Implement substring search and weighted sampling
Company: Google
Role: Machine Learning Engineer
Category: Coding & Algorithms
Difficulty: medium
Interview Round: Technical Screen
Quick Answer: This question evaluates algorithm design and analysis skills across string processing (efficient substring search) and randomized/data-structure techniques (weighted random sampling with update considerations), testing time/space complexity reasoning and probabilistic thinking for large-scale inputs.
Part 1: First Occurrence of a Pattern in Text
Constraints
- 0 <= len(text) <= 200000
- 0 <= len(pattern) <= 100000
- Strings may contain any characters
- Return 0 when pattern is empty
Examples
Input: ("abracadabra", "cada")
Expected Output: 4
Explanation: `cada` first appears in `abracadabra` starting at index 4.
Input: ("aaaaa", "bba")
Expected Output: -1
Explanation: The pattern does not occur in the text.
Input: ('', 'a')
Expected Output: -1
Explanation: A non-empty pattern cannot be found in an empty text.
Input: ("abc", "")
Expected Output: 0
Explanation: By definition, the empty pattern matches at index 0.
Input: ("mississippi", "issip")
Expected Output: 4
Explanation: `issip` starts at index 4.
Hints
- Think about how to reuse information from previous character matches instead of restarting the pattern from the beginning every time.
- Build an auxiliary array for the pattern that tells you the length of the longest proper prefix that is also a suffix up to each position.
Part 2: Deterministic Weighted Picker
Constraints
- 1 <= len(weights) <= 200000
- 1 <= weights[i] <= 1000000000
- 0 <= len(draws) <= 200000
- Each draw satisfies 1 <= draw <= sum(weights)
Examples
Input: ([1, 3], [1, 2, 4])
Expected Output: [0, 1, 1]
Explanation: Prefix sums are [1, 4]. Draw 1 maps to index 0, while draws 2 and 4 map to index 1.

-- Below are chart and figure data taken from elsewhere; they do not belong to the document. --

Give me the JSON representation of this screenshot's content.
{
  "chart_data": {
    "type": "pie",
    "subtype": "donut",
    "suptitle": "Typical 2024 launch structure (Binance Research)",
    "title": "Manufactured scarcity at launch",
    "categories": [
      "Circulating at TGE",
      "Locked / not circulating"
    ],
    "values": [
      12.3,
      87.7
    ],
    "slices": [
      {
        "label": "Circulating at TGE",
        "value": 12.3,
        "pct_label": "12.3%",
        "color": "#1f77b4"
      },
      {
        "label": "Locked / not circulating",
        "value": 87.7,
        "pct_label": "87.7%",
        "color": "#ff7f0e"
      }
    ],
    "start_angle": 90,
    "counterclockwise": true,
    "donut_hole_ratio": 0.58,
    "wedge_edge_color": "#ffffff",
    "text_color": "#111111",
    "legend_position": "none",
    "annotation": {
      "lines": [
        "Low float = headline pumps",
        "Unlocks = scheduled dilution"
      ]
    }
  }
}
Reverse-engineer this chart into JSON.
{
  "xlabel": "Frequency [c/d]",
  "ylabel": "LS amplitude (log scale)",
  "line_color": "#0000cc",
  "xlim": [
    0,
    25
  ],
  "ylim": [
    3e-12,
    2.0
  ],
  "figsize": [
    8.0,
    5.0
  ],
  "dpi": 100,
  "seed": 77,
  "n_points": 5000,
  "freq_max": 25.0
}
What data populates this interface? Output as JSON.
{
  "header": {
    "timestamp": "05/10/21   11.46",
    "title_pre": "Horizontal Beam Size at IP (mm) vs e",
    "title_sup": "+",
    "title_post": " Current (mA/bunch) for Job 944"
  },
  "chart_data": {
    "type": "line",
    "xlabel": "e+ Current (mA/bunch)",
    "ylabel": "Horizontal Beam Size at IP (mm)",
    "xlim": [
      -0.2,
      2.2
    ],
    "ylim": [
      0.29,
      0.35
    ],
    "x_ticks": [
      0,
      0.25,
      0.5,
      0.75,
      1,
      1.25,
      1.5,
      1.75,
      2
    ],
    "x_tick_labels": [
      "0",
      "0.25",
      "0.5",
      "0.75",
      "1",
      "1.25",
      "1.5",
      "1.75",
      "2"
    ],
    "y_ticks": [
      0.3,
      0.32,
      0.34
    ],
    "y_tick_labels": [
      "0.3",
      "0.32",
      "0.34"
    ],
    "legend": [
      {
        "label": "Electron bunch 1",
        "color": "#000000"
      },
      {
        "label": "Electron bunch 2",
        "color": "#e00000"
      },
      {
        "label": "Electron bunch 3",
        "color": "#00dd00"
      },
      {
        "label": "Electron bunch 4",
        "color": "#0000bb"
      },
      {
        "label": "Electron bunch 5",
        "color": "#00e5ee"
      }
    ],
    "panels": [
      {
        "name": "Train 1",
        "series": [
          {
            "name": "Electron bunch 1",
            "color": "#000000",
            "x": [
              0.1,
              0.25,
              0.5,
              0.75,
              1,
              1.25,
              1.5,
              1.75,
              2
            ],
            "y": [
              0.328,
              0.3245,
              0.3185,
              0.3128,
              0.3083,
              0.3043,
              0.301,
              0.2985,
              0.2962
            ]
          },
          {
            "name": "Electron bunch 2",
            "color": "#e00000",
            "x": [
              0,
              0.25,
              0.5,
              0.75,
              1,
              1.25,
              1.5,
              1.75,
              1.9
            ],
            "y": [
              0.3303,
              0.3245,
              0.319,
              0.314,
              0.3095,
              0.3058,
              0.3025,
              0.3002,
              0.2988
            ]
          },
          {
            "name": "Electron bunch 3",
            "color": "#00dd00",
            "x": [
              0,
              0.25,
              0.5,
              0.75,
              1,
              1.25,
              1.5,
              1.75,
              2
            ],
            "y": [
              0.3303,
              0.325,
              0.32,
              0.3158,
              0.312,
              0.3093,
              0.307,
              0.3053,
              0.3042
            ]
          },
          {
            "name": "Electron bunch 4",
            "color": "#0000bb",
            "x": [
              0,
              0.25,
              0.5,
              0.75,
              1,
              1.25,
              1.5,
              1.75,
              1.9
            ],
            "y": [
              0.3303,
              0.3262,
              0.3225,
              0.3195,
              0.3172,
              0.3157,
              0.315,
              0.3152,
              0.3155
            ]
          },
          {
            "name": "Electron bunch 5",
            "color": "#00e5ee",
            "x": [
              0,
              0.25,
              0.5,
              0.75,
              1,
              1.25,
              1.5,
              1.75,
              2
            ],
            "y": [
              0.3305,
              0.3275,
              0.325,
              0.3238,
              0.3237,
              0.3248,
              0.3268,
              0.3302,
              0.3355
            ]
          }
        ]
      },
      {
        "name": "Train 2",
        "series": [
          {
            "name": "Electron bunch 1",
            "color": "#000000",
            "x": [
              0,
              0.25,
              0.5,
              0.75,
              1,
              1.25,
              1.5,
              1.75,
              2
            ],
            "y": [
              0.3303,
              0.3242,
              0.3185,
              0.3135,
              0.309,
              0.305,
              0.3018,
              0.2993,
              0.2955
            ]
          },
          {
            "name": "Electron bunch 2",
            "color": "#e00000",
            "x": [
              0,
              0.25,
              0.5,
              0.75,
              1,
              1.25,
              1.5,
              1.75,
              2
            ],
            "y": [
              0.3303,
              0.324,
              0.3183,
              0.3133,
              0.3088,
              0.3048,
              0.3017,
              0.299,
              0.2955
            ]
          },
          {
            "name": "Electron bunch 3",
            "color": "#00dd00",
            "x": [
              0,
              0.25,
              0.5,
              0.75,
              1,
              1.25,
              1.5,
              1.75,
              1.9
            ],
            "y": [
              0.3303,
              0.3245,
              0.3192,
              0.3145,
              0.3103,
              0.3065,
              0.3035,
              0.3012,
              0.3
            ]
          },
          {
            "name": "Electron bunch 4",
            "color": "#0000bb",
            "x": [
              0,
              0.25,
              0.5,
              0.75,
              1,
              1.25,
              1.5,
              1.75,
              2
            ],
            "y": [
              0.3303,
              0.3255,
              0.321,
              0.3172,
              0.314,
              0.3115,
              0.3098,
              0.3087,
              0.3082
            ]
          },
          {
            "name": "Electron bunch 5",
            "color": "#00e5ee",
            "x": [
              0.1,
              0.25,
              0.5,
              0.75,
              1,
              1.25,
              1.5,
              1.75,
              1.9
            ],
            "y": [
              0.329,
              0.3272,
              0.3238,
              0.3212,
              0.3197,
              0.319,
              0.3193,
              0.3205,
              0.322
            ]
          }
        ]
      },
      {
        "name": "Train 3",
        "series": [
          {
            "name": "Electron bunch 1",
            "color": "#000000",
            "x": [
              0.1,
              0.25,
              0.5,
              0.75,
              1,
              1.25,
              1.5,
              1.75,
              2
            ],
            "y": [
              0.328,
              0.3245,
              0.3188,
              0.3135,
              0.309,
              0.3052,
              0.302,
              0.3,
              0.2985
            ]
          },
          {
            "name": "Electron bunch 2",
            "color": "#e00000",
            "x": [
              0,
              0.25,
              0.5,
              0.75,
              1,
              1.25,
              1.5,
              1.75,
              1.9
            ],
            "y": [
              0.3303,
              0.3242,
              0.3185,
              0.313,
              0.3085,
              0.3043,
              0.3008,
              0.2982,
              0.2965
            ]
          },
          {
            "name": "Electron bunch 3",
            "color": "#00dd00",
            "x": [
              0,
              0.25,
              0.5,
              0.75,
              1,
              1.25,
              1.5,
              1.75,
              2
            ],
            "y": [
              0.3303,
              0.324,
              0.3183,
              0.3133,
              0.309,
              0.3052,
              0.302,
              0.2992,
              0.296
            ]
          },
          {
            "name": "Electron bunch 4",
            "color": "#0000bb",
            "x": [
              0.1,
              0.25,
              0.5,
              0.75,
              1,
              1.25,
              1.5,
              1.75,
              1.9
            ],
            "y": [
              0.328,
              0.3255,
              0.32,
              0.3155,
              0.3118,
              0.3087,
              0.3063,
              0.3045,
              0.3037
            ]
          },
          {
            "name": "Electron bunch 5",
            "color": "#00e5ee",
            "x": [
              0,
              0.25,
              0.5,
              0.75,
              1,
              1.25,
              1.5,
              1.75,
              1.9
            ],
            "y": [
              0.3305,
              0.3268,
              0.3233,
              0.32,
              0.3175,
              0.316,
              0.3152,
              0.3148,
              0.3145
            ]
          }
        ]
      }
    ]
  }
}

Input: ([2, 5, 3], [1, 2, 3, 7, 8, 10])
Expected Output: [0, 0, 1, 1, 2, 2]
Explanation: Prefix sums are [2, 7, 10], so ranges 1-2, 3-7, and 8-10 map to indices 0, 1, and 2.
Input: ([10], [1, 5, 10])
Expected Output: [0, 0, 0]
Explanation: With only one weight, every draw selects index 0.
Input: ([3, 1, 2], [3, 4, 6])
Expected Output: [0, 1, 2]
Explanation: This checks exact prefix boundaries: prefix sums are [3, 4, 6].
Input: ([4, 1, 1], [])
Expected Output: []
Explanation: No draws means no picks to return.
Hints
- If you know the prefix sums of the weights, each draw becomes a search for the first prefix sum that is at least that draw value.
- For static weights, prefix sums plus binary search are enough. For frequent updates, think about Fenwick trees or segment trees.